The signing Monday was delayed for more than two hours as Shaath protested Israel’s rejection of a Palestinian request to allow a Pakistani diplomat to enter the Gaza Strip on Sunday to prepare for a visit there by Prime Minister Benazir Bhutto. The diplomat was kept waiting for nine hours at the Egyptian border, still controlled by Israeli forces, before being turned away.

Israeli Prime Minister Yitzhak Rabin later admonished Bhutto to “learn some manners,” saying that Pakistan had refused to coordinate her visit with Israel. Bhutto then canceled the visit, planned for next Sunday.

Predominantly Muslim Pakistan does not recognize the Jewish state, but some Israeli foreign-policy analysts thought Bhutto’s visit could bring the Islamic world a step closer to approving the agreement with the PLO and accepting Israel’s existence.

Under the autonomy accord, Israel remains in charge of foreign relations and border crossings into the autonomy zones.

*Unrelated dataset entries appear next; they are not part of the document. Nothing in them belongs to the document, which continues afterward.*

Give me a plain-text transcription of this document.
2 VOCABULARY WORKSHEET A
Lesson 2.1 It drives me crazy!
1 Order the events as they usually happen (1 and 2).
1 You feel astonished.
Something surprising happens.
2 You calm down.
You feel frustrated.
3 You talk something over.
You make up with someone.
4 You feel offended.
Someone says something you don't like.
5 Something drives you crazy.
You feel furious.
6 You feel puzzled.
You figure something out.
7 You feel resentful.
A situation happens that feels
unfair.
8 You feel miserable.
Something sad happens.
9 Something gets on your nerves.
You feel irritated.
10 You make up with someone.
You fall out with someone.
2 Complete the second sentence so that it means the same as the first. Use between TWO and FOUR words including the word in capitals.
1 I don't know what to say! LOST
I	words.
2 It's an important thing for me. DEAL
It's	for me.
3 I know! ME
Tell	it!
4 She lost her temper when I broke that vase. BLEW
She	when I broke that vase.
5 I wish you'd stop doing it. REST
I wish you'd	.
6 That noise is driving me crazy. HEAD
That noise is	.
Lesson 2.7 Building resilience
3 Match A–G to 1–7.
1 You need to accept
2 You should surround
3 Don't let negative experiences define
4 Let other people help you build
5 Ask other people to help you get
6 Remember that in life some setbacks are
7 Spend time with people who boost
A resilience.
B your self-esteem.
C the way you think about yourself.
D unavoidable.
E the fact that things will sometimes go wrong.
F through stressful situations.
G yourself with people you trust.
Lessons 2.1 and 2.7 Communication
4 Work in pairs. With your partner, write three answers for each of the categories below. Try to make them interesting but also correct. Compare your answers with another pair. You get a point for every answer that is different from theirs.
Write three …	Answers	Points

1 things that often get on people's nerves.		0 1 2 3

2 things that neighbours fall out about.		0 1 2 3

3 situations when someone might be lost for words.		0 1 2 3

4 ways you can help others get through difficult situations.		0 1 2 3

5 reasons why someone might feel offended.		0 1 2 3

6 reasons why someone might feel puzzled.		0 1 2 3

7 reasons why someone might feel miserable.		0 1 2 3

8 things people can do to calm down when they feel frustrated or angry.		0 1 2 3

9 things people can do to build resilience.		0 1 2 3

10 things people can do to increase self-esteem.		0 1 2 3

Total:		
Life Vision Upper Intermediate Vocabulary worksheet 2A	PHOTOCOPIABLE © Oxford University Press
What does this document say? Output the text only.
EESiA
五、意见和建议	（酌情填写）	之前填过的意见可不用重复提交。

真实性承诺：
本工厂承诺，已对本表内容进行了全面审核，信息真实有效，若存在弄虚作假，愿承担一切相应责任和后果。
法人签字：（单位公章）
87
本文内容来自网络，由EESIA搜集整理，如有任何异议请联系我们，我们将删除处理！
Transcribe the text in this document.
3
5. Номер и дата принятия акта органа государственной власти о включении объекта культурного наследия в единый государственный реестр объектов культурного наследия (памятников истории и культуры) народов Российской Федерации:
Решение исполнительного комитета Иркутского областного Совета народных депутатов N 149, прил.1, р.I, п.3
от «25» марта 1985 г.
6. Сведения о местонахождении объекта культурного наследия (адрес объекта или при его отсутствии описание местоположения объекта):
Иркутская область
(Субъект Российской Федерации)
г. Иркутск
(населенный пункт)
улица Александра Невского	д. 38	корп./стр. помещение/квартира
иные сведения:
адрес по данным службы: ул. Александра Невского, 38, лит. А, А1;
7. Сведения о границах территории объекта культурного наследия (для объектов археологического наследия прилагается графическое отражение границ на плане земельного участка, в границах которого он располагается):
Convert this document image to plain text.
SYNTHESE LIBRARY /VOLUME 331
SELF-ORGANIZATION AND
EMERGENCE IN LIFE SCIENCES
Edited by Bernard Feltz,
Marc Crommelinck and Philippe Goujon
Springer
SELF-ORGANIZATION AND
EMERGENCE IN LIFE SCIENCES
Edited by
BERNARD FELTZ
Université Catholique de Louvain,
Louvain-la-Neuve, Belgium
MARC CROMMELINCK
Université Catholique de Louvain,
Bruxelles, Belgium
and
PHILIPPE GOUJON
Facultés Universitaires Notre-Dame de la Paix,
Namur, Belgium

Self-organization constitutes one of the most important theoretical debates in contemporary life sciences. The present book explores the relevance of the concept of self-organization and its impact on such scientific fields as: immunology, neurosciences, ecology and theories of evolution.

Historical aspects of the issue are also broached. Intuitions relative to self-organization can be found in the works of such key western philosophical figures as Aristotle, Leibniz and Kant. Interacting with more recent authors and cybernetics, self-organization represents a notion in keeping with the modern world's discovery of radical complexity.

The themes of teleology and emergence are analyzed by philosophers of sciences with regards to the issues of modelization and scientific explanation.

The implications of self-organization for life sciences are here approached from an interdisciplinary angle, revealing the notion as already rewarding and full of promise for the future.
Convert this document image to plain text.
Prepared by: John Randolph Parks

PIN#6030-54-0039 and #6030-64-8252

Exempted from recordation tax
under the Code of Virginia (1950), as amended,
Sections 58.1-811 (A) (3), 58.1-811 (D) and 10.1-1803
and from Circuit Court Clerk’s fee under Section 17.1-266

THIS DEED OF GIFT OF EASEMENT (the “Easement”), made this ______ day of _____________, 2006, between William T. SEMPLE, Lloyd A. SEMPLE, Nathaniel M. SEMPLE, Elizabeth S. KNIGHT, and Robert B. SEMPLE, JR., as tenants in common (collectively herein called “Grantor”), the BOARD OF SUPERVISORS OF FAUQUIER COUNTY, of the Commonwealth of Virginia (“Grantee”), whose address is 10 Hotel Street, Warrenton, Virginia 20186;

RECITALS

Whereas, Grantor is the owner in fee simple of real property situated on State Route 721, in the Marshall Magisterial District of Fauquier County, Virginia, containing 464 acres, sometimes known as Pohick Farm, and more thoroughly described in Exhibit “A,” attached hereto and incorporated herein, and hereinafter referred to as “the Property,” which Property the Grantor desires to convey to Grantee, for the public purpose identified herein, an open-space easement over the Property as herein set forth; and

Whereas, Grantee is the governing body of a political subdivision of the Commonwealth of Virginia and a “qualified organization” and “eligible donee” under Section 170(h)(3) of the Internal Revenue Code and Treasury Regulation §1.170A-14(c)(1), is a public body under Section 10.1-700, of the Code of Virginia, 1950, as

The agreement also stipulates that guests from countries without diplomatic relations with Israel “shall be required to obtain a special visitor’s permit to be issued by the Palestinian Authority and cleared by Israel.”

Rabin showed his anger during a news conference, saying, “You do not declare in the media, ‘I’m going to come to Gaza, and I’m not willing to see any Israeli.’ We have no problem that the lady from Pakistan or her representative will visit, but they have to apply in an orderly fashion,” Rabin said. “I suggest the lady from Pakistan learn some manners.”